Before we created Bobcat, we had worked for many years with similar tools. As the platforms we built were centered around reusable components, we found ourselves in need of easier ways to compose page objects and, ultimately, represent key user journeys. Finally, we decided to merge our knowledge and experience to create one tool to help us with our automated testing.
Our goal was to create a maintainable, stable, and scalable framework. We wanted to help not only to test our pages but also to test AEM authoring.
We decided to use Selenium which was the most advanced tool for such goals in those days. We also used Guice for dependency injection and the Page Object pattern. It was not an easy task, but finally, Bobcat was born.
Since then, it has undergone many changes and a lot of development:
- going open-source
- keeping up with new AEM versions
- moving to Selenium 3 and JUnit 5
- incorporating new ideas to make the creation of automated tests easier
It was a great adventure and learning experience, but all good things come to an end.
The world of test automation has changed since the first version of Bobcat was released. New ideas and approaches (like Cypress) have become more and more popular with more functionality and larger communities behind them. Even in the Selenium environment, more mature and powerful frameworks were developed (Selenide, Serenity, webdriver.io, to name only a few).
Bobcat core code has aged and keeping up with new requirements and new Selenium versions (incoming 4.0) would require a lot of effort. It wouldn't be a simple refactor but many core features would have to be written from scratch.

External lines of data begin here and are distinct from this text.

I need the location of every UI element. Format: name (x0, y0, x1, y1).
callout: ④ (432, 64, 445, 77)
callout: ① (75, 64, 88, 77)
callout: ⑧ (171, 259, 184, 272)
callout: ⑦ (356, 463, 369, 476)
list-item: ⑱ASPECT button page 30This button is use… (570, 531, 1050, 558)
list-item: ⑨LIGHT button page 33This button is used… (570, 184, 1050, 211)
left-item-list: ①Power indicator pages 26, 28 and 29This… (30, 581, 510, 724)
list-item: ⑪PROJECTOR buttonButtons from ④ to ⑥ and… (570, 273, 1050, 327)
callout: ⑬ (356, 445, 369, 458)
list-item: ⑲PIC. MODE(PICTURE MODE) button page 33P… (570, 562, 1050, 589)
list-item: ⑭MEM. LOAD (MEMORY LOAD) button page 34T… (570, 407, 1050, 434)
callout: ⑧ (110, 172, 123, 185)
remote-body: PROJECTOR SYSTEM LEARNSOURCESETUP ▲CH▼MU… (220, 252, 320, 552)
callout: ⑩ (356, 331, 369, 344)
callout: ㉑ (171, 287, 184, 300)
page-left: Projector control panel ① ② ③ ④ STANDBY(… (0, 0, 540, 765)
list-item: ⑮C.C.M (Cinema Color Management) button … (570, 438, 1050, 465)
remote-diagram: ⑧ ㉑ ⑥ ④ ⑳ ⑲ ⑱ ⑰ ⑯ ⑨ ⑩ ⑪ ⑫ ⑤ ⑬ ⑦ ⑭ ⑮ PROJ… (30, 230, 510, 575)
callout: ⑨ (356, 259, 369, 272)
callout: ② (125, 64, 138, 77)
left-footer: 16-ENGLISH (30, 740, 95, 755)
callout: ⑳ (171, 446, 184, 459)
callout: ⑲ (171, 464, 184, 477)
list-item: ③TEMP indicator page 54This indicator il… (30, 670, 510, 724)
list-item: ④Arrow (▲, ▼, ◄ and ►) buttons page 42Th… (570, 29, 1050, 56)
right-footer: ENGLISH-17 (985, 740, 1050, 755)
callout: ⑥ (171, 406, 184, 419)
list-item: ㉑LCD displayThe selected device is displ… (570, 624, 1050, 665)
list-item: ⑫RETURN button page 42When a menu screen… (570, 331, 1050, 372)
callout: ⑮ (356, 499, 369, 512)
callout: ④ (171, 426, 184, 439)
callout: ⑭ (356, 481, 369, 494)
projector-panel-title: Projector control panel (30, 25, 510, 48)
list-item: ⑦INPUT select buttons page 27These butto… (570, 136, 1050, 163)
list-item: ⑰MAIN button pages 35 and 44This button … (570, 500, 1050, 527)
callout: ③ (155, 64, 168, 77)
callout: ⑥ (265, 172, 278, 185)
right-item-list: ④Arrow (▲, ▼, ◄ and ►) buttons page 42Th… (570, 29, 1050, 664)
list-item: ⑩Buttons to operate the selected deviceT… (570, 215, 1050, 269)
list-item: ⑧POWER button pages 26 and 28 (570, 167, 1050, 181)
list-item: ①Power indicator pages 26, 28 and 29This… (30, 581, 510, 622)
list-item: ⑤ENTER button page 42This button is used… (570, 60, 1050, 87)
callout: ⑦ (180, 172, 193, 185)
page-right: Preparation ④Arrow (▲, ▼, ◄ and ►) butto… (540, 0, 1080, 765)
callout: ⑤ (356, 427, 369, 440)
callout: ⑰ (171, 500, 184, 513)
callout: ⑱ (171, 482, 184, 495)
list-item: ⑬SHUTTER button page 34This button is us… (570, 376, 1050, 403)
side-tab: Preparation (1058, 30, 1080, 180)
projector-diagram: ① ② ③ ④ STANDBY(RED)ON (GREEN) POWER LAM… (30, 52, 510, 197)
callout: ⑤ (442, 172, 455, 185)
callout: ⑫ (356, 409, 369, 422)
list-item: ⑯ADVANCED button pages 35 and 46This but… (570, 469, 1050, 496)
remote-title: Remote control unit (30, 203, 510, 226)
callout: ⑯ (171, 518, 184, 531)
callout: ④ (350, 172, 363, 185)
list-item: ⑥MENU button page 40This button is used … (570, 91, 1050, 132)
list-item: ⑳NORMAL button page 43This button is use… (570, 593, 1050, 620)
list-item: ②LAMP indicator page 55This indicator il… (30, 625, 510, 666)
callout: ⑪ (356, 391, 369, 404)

The last reason is quite simple. We, the maintainers, have chosen to concentrate on new challenges ahead.
Bobcat is still here, the code, documentation, but there won't be any future updates or releases. Version 2.3.0 is the last one. The framework should work as long as browsers support Selenium 3.
At the time of writing of this post, Selenium 4 is still in beta. Although there's no clear road map yet, at some point, it will become widely adopted and support for Selenium 3 by major browsers may be dropped. If you're using Bobcat, you can use this time to adjust. One option would be to fork Bobcat (the beauty of open-source projects) and maintain it. Alternatively, you could plan a migration to another framework.
As mentioned earlier, it was a great adventure but for our incarnation of Bobcat, it is the end of the road.